Example 6.10 Discrete case:
A variable \(Z\) with three equally likely outcomes \(\{-1.1, 0.3, 1.5\}\): \[ P(Z = z_i) = \frac{1}{3} \]

Example 6.11 Continuous case:
A variable \(X\) uniformly distributed over \([0.9, 1.6]\) has: \[ \int_{0.9}^{1.6} p(x) \, dx = 1 \] The height of \(p(x)\) can exceed 1 as long as the total area equals 1.


Exercises

Exercise 6.3 Consider the table below:

\(x_1\) \(x_2\) \(x_3\) \(x_4\)
\(y_1\) 10 40 65 35
\(y_2\) 15 55 25 60
\(y_3\) 20 30 50 45
  1. \(p(x_i, y_j) = p(x, y)\). What is this called and what is \(p(x_3, y_2)\)?
  2. \(p(X = x) = p(x)\). What is this called and what is the formula?
  3. Find \(p(x_4)\). Write it out using the formula.
  4. Find \(p(y_2)\). Write it out using the formula.
  5. \(p(X = x_i \mid Y = y_j) = p(x \mid y)\). What is this called and what is the formula?
  6. Find \(p(x_2 \mid y_3)\) and \(p(y_1 \mid x_4)\).
  7. \(p(x) = \sum_{y \in Y} p(x, y)\). What is this called? Use the formula to find \(p(x_2)\).

Exercise 6.4 Let \(X\) be a random variable with PDF given by \[f_X(x)= \begin{cases} cx^2 & |x| \leq 1\\0 & otherwise \end{cases}.\]

  1. Find the constant \(c\).
  2. Find \(P(X \geq 1/2)\)

Exercise 6.5 Let \(X\) be a continuous random variable with PDF \[f_X(x) = \dfrac{1}{2}e^{-|x|}, \;\;\;\; x \in \mathbb{R}.\] If \(Y = X^2\), find the CDF of \(Y\).

Exercise 6.6 Let \(X\) be a continuous random variable with PDF \[f_X(x) = \begin{cases} 4x^3 & 0 < x \leq 1\\0 & otherwise \end{cases}.\] Find \(P(X\leq 2/3 | X > 1/3)\).

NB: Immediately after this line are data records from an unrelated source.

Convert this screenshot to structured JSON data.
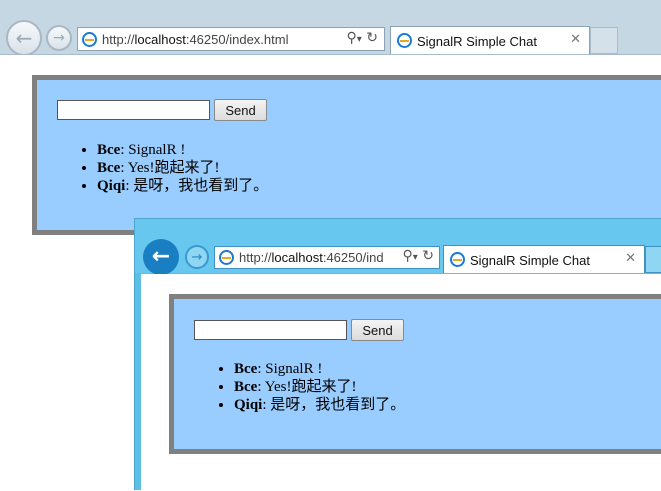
{
  "windows": [
    {
      "address": {
        "url_prefix": "http://",
        "url_host": "localhost",
        "url_rest": ":46250/index.html"
      },
      "tab": {
        "title": "SignalR Simple Chat"
      },
      "chat": {
        "input_value": "",
        "send_label": "Send",
        "messages": [
          {
            "name": "Bce",
            "text": ":  SignalR !"
          },
          {
            "name": "Bce",
            "text": ":  Yes!跑起来了!"
          },
          {
            "name": "Qiqi",
            "text": ":  是呀，我也看到了。"
          }
        ]
      }
    },
    {
      "address": {
        "url_prefix": "http://",
        "url_host": "localhost",
        "url_rest": ":46250/ind"
      },
      "tab": {
        "title": "SignalR Simple Chat"
      },
      "chat": {
        "input_value": "",
        "send_label": "Send",
        "messages": [
          {
            "name": "Bce",
            "text": ":  SignalR !"
          },
          {
            "name": "Bce",
            "text": ":  Yes!跑起来了!"
          },
          {
            "name": "Qiqi",
            "text": ":  是呀，我也看到了。"
          }
        ]
      }
    }
  ],
  "icons": {
    "back": "back-arrow-icon",
    "forward": "forward-arrow-icon",
    "search": "search-icon",
    "dropdown": "dropdown-icon",
    "refresh": "refresh-icon",
    "close": "close-icon",
    "site": "ie-page-icon"
  },
  "colors": {
    "panel_background": "#99ccff",
    "panel_border": "#808080",
    "chrome_inactive": "#c5d7e3",
    "chrome_active": "#67c7ee",
    "back_button_active": "#1a7fc2"
  }
}
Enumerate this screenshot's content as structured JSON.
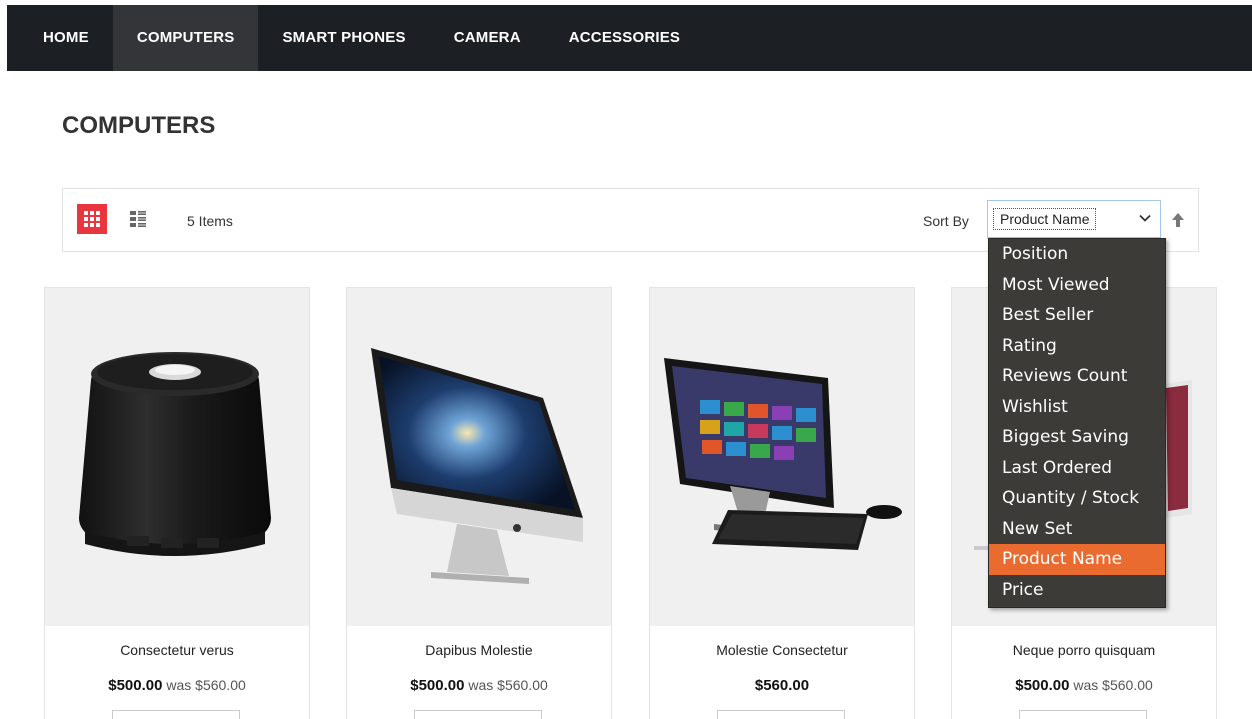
{
  "nav": {
    "items": [
      {
        "label": "HOME"
      },
      {
        "label": "COMPUTERS",
        "active": true
      },
      {
        "label": "SMART PHONES"
      },
      {
        "label": "CAMERA"
      },
      {
        "label": "ACCESSORIES"
      }
    ]
  },
  "page": {
    "title": "COMPUTERS"
  },
  "toolbar": {
    "items_count": "5 Items",
    "sort_label": "Sort By",
    "sort_value": "Product Name",
    "grid_icon": "grid-view-icon",
    "list_icon": "list-view-icon",
    "sort_direction_icon": "arrow-up-icon"
  },
  "sort_options": [
    "Position",
    "Most Viewed",
    "Best Seller",
    "Rating",
    "Reviews Count",
    "Wishlist",
    "Biggest Saving",
    "Last Ordered",
    "Quantity / Stock",
    "New Set",
    "Product Name",
    "Price"
  ],
  "products": [
    {
      "name": "Consectetur verus",
      "price": "$500.00",
      "old_price_label": "was",
      "old_price": "$560.00",
      "image": "speaker"
    },
    {
      "name": "Dapibus Molestie",
      "price": "$500.00",
      "old_price_label": "was",
      "old_price": "$560.00",
      "image": "imac"
    },
    {
      "name": "Molestie Consectetur",
      "price": "$560.00",
      "image": "all-in-one-pc"
    },
    {
      "name": "Neque porro quisquam",
      "price": "$500.00",
      "old_price_label": "was",
      "old_price": "$560.00",
      "image": "monitor"
    }
  ],
  "colors": {
    "nav_bg": "#1c1f24",
    "nav_active": "#333538",
    "accent_red": "#e8353e",
    "dropdown_bg": "#3c3b37",
    "dropdown_selected": "#e96b2f"
  }
}
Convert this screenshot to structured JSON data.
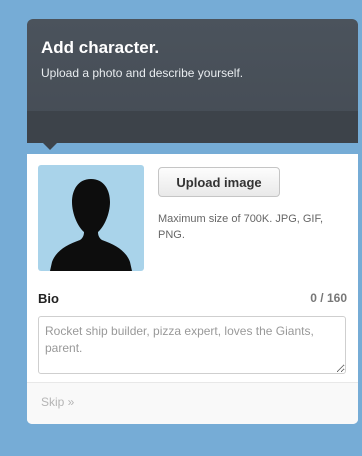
{
  "header": {
    "title": "Add character.",
    "subtitle": "Upload a photo and describe yourself."
  },
  "photo": {
    "upload_label": "Upload image",
    "note": "Maximum size of 700K. JPG, GIF, PNG."
  },
  "bio": {
    "label": "Bio",
    "counter": "0 / 160",
    "placeholder": "Rocket ship builder, pizza expert, loves the Giants, parent."
  },
  "footer": {
    "skip_label": "Skip »"
  },
  "colors": {
    "page_background": "#76acd6",
    "header_background": "#454c55",
    "avatar_background": "#a9d3ea"
  },
  "icons": {
    "avatar": "default-silhouette-avatar"
  }
}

Exercise 6.7 Let \(f(x) = k(3x^2 + 1)\).

  1. Find the value of \(k\) that makes the given function a PDF on the interval \(0 \leq x \leq 2\).
  2. Let \(X\) be a continuous random variable whose PDF is \(f(x)\). Compute the probability that \(X\) is between 1 and 2.
  3. Find the distribution function of \(X\).
  4. Find the probability that \(X\) is exactly equal to 1.

Exercise 6.8 Let \[f(t) = \begin{cases}t & 0 < t \leq 1\\ 2-t & 1 < t \leq 2 \\ 0 & otherwise \end{cases}.\]

  1. Prove this is a PDF.
  2. Find \(p(x \leq 1.5)\)
  3. Find \(p(x > 1.2)\)
  4. Find \(p(1.2 < x \leq 1.5)\)
  5. Find \(p(x = 1)\)

Exercise 6.9 Show that the normal distribution is a PDF. Note that the normal distribution is given by \[f(z) = \dfrac{1}{\sqrt{2\pi}}e^{-z^2/2}.\]